A stroke patient at the Countess of Chester Hospital has become the first person to take part in a global study of a pioneering new treatment.
The procedure, called Magnetically Enhanced Diffusion for Acute Ischaemic Stroke (MEDIS), can potentially push life-saving drugs through the bloodstream 30 times faster than they travel normally and significantly decrease the risk of long-term disability.
“In research we need to keep an open mind, but MEDIS is a very simple idea and that’s the beauty of it,” stroke consultant Kausik Chatterjee said. “It can work and if it does work it will change the whole treatment pathway for strokes.”
MEDIS involves microscopic iron beads being injected via the arm, before a rotating magnet causes them to spin in the blood vessel and force clot-busting drugs through the circulatory system more quickly.
Speed is vital for the treatment of acute ischaemic strokes, with clots in the brain preventing blood flow and causing damage by starving cells of oxygen.
Current thrombectomy treatments involve blood-thinning drugs being injected into the arm without the magnetised iron beads acting as a propellant.
The Countess is one of four research centres in the UK taking part in the trial, but the Chester hospital was the first in the world to recruit a patient to take part.
Mr Chatterjee, who is also the stroke lead for the Clinical Research Network, Northwest Coast, said: “This is a rare event and a great achievement for my team. Our record for research, although we are a small centre, is really good and that’s why we were chosen to take part in this ground-breaking study.”
He added: “The support we get from our radiology department here is unique. Our studies are very dependent on radiology helping us and they are very much part of our extended family, but I’d like to thank everyone at the Countess for their support.”
Jacqui Pirmohamed, chief operating officer for Clinical Research Network, Northwest Coast, part of the National Institute for Health Research, said: “We are delighted to see another clinical research global first taking place in our region. We congratulate Mr Chatterjee and his team for this ground-breaking research into stroke and look forward to how results from the MEDIS trial can be translated into patient benefit.”
Sean Morris, chief executive of Pulse Therapeutics, said: “We are delighted to have started the MEDIS trial with Mr Chaterjee and the excellent team at Countess of Chester Hospital with the recruitment of the first patient.

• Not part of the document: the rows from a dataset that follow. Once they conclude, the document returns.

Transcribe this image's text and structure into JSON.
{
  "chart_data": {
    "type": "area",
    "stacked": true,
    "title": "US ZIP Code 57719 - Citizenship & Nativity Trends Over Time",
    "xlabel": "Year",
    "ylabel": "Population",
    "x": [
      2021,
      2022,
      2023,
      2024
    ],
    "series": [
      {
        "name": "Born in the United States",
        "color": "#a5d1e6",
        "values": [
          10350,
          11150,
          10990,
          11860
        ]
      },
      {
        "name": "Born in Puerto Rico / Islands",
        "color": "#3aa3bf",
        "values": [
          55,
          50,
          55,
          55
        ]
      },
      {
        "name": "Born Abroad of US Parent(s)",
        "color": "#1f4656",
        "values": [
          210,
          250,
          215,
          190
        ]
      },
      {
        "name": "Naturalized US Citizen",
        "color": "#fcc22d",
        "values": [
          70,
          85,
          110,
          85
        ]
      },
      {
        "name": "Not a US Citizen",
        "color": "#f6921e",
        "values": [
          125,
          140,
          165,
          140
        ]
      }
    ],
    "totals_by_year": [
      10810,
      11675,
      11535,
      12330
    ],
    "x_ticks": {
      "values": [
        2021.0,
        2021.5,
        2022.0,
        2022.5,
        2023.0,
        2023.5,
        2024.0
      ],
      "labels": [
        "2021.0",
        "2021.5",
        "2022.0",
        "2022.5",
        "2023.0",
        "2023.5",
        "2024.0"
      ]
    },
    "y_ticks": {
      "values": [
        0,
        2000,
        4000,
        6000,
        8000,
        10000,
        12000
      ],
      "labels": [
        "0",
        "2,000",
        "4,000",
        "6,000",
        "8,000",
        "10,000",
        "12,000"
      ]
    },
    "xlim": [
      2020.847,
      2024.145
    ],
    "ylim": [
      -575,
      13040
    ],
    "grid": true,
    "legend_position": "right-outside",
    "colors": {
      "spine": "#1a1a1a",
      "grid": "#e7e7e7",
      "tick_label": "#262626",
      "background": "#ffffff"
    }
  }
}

“This institution, along with many other stroke research centres around the UK, are excellent partners in which to conduct this ground-breaking study.
“We have a long way to go but are hopeful that the Magnetically Enhanced Diffusion (MED) System from Pulse Therapeutics and under the excellent leadership of Professor Keith Muir (Queen Elizabeth University Hospital, Glasgow, Scotland) as Global PI, can prove beneficial to the many patients presenting with acute ischaemic stroke.”